|Anderson Q. C., David, Murphy, Cian C.
|European University Institute (EUI)
|LAW Working Papers
|Journal | Series | Blog
The EU Charter of Fundamental Rights has been incorporated into European constitutional law ten years after it was adopted by the EU institutions. In that time the Charter developed from a ‘solemn proclamation’ to a persuasive authority before the European Courts and now a binding Charter for the EU. It has been referred to in the case-law of both the European Court of Justice and the European Court of Human Rights. However, the Charter’s history and future are the subject of political contest and academic debate. Along with the accession to the European Convention on Human Rights, it is likely to provide much scope for debate in coming years. This paper assesses the Charter’s development from a proposal to increase EU legitimacy to its current status as the Union’s own Bill of Rights.
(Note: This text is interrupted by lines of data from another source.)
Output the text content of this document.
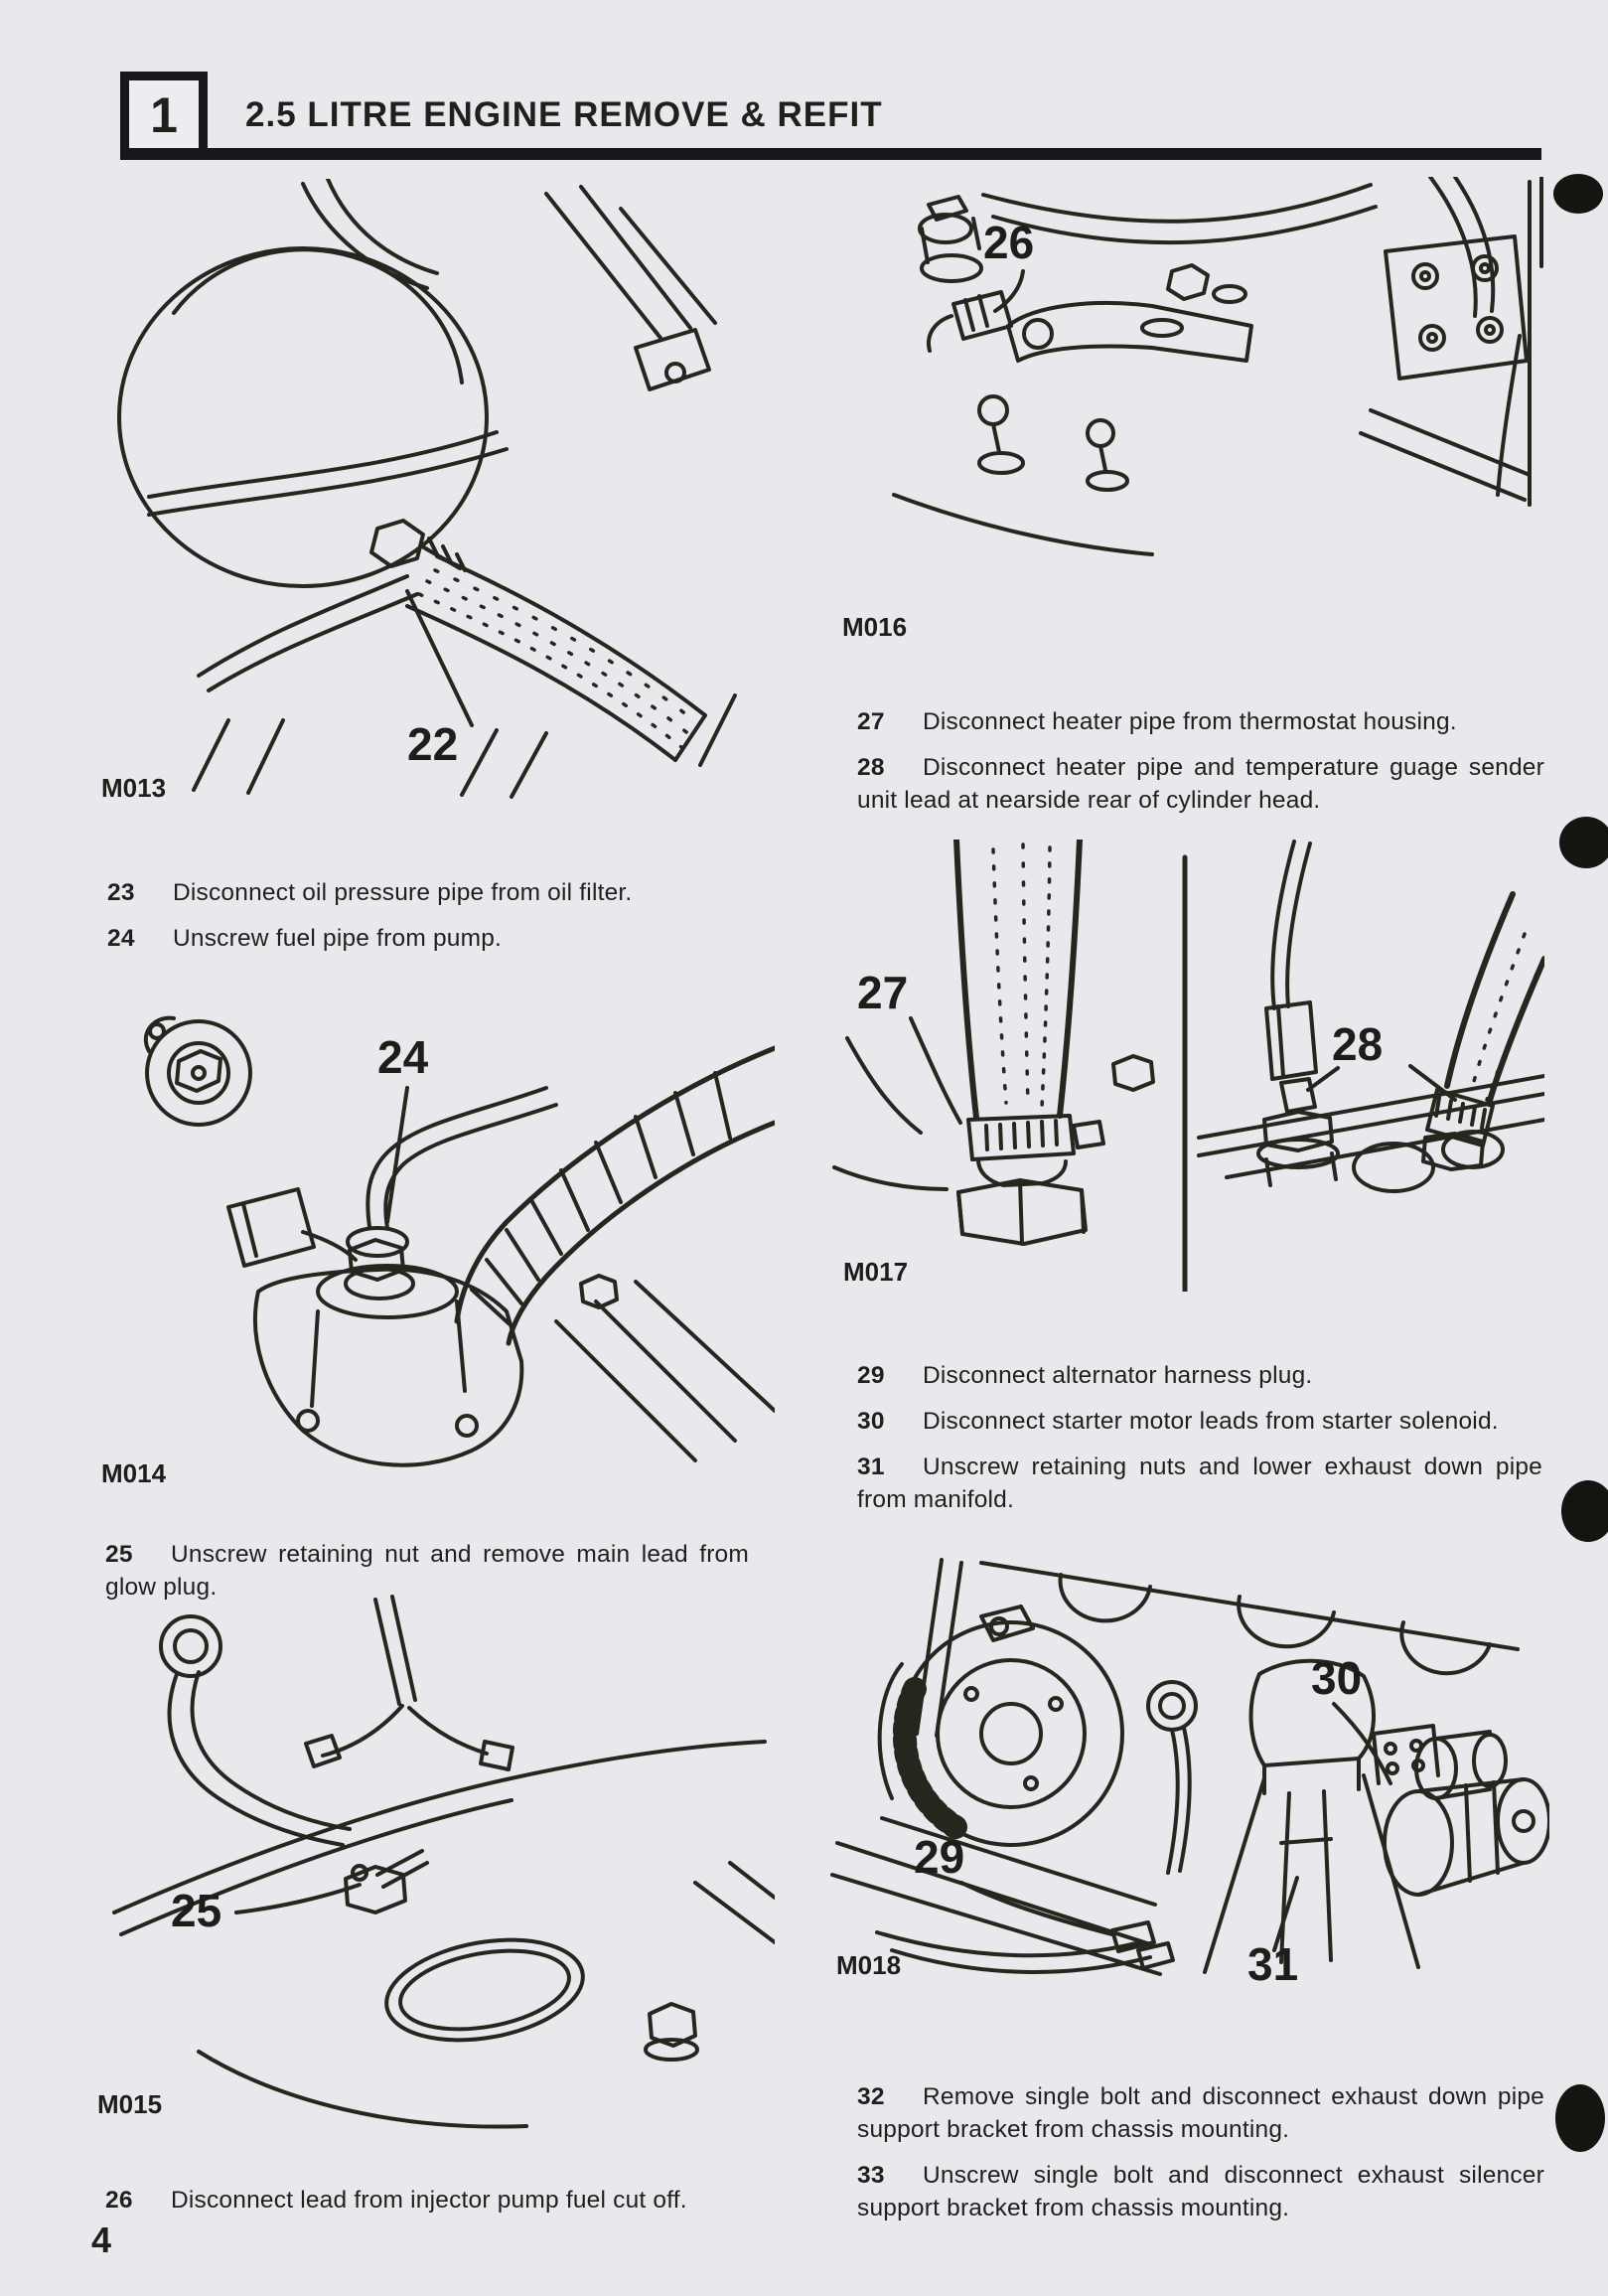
1 2.5 LITRE ENGINE REMOVE & REFIT
22
M013
26
M016
27 Disconnect heater pipe from thermostat housing.
28 Disconnect heater pipe and temperature guage sender unit lead at nearside rear of cylinder head.
23 Disconnect oil pressure pipe from oil filter.
24 Unscrew fuel pipe from pump.
27
28
M017
24
M014
29 Disconnect alternator harness plug.
30 Disconnect starter motor leads from starter solenoid.
31 Unscrew retaining nuts and lower exhaust down pipe from manifold.
25 Unscrew retaining nut and remove main lead from glow plug.
25
M015
30
29
31
M018
32 Remove single bolt and disconnect exhaust down pipe support bracket from chassis mounting.
33 Unscrew single bolt and disconnect exhaust silencer support bracket from chassis mounting.
26 Disconnect lead from injector pump fuel cut off.
4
It examines the rights protected by the Charter, their sources and how they may be interpreted in light of the ‘Explanations’ in the Official Journal. The case-law of the European Courts on the Charter is catalogued and analysed to determine the Charter’s likely value in human rights litigation. Finally, the chapter analyses the application of the Charter across the EU and considers its implications in the Member States that have limited its effect. Three related themes are woven throughout the analysis: the conflicting motivations of the Member States and the EU institutions, the potential for broadening and strengthening human rights protection in the EU and the Charter’s relationship with the European Convention on Human Rights.